Below are things which will almost certainly not be liked by most men.
Don't give men useless Trinkets. They want practical gifts they can use. There is the added bonus that when they use a gift that is useful. They will think of the person who gave it to them when they use it.
Don't give men Clothing. Many men have their own sense of style and habits. They may not be adventurous. There are too many hidden or implied messages in clothing. If you don’t know exact sizes, style and designs then its best to avoid clothing. Accessories are fine, but stick to very slight variations from his current style. Replacing scratched sunglasses with ones that are very similar or ones you have noticed him admiring are OK, but nothing too adventurous.
Don’t give men cologne. Inevitably, men may feel that there is something wrong with the way they smell. Choosing a cologne that he really likes may be impossible. Even duplicating an existing item may be inappropriate because they are probably sick of it.
Don’t give men Tools. Men are so fussy and particular about the tools they choose and it is impossible to get into their heads and work out what they look for. Inevitably they will think you want something fixed or renovations done.
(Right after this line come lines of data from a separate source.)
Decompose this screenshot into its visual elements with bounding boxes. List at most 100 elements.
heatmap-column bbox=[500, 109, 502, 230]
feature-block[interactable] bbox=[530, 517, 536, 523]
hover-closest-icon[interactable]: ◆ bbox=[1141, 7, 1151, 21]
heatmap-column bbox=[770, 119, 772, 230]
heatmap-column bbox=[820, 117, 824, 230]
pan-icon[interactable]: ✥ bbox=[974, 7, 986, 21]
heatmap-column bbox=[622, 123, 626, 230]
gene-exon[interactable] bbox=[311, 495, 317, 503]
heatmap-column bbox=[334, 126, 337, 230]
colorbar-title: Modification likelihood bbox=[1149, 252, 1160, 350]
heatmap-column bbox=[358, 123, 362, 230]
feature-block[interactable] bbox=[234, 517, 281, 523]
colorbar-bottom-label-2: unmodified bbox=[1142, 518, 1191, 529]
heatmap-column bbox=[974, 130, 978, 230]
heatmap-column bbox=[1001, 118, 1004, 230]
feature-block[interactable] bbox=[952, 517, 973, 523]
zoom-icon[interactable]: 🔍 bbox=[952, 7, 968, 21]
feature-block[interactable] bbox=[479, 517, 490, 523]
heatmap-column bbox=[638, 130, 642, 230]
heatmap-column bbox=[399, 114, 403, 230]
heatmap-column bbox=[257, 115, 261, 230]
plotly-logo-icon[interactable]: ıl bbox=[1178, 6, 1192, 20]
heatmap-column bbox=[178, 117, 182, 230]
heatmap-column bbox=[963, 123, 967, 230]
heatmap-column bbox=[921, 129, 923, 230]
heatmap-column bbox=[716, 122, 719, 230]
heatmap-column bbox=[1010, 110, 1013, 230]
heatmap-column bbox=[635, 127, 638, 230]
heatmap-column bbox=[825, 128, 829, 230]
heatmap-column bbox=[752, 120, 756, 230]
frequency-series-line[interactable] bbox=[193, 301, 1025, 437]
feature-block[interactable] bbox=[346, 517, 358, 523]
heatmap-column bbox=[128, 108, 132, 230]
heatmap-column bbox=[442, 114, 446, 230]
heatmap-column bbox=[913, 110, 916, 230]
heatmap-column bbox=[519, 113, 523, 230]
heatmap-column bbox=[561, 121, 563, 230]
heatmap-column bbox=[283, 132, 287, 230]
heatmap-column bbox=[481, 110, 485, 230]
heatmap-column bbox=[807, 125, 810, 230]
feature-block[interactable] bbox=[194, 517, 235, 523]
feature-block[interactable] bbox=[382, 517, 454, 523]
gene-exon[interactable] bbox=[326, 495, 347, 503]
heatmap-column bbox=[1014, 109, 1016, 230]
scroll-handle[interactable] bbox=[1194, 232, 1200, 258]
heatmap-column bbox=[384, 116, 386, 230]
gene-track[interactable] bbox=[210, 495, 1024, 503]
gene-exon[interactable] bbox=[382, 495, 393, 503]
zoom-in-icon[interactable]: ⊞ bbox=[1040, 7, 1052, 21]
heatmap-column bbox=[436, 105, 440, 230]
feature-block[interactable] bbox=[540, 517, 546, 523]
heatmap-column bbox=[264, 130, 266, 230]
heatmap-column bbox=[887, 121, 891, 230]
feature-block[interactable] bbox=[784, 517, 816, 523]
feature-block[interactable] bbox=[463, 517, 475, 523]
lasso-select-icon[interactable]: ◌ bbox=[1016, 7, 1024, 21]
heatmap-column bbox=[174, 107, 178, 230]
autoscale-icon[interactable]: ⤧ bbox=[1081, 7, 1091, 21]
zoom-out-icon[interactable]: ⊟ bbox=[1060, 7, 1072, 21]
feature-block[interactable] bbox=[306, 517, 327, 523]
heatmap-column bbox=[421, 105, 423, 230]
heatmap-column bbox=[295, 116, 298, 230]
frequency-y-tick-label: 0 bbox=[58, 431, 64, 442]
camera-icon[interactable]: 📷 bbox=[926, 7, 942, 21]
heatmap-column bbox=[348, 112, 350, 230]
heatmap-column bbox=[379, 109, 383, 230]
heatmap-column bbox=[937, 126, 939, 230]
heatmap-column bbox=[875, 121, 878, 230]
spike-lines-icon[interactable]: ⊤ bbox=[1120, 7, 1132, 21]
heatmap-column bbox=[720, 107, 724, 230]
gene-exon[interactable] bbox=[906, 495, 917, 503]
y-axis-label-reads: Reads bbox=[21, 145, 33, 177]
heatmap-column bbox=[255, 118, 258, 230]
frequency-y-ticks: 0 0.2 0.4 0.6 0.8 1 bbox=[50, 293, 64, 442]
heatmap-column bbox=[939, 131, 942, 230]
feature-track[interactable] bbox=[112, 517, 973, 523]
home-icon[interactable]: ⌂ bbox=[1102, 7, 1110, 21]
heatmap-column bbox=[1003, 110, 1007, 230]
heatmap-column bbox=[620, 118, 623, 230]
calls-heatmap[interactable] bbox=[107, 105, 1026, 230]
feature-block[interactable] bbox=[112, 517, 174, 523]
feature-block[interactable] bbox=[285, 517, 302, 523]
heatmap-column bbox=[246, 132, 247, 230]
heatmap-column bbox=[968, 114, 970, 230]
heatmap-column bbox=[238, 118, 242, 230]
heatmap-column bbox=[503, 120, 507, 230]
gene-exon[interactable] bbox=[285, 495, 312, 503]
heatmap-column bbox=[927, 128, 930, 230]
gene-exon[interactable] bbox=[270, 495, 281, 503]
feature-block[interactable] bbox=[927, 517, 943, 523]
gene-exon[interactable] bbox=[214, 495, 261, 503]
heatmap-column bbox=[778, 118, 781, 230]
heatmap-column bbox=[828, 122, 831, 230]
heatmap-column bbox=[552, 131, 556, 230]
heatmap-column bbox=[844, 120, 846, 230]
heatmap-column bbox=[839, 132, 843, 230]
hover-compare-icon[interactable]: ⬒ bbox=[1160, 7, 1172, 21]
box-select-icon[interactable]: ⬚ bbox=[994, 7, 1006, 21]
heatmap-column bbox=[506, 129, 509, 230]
Don’t give men Gift Cards. While it may seem perfect to give a card and let them choose what they want, they will resent it, because you could not be bothered to choose a gift for them. They may also feel you would not devote the time needed to find the perfect gift.
Don’t give men universal gifts such as whiskey, other drinks or cigars. These kinds of gifts are impersonal and do not show enough thought. Food is OK, as long as it is what he genuinely likes.
Don’t give Décor Items to me. Your décor and style tastes may be nothing like theirs. There are too many hidden messages in whatever you choose. He may feel that you think his existing décor choices are lousy, or that his home of apartment is unattractive. If he doesn’t like it, he will be obliged to put it on display even though he hates what you chose. It may be a constant reminder about what he does not like about you. Stay away from all decorative items such as pictures, posters, vases, statuettes.
Don't give men things Directly Related to their Hobbies or Interests. Don't try to give them core items, unless you know that is exactly what they want. Skirting around the edges is much safer. Focus on the peripheral items within the same interest category or topic. For example, if the man is interesting in scuba diving, don't try to get him a new face mask but choose a good book or some other peripheral gift. The same thing applies for sports and fishing.
Don't give men Ties. Men are weird about ties and will give the impression that they don't care, when they are extremely fussy. There are far to many hidden messages in ties. Mothers often give their sons ties that they hate. Socks and underwear are definitely out for the same reason.
Don't give men Magazine Subscriptions. Far too boring and there is nothing to give him on the day.
Don't give men Gimmicky Toiletries and Gadgets. You know the sort of thing 'nose hair clippers, electric razors or weird tooth brushes. The chances he will like them are very remote.
Don't give men Gold Jewelry. Men either like it or not and you need to know which side of the fence they inhabit. It will be very hard to choose the style that they actually like and appreciate
Don't give men Office Supplies. Boring, Boring Boring - they won't appreciate it.
Don't Give men Any type of "Self-Improvement" Gifts, unless they specifically asked for them. All such items will be misinterpreted and contain hidden messages that can't be avoided.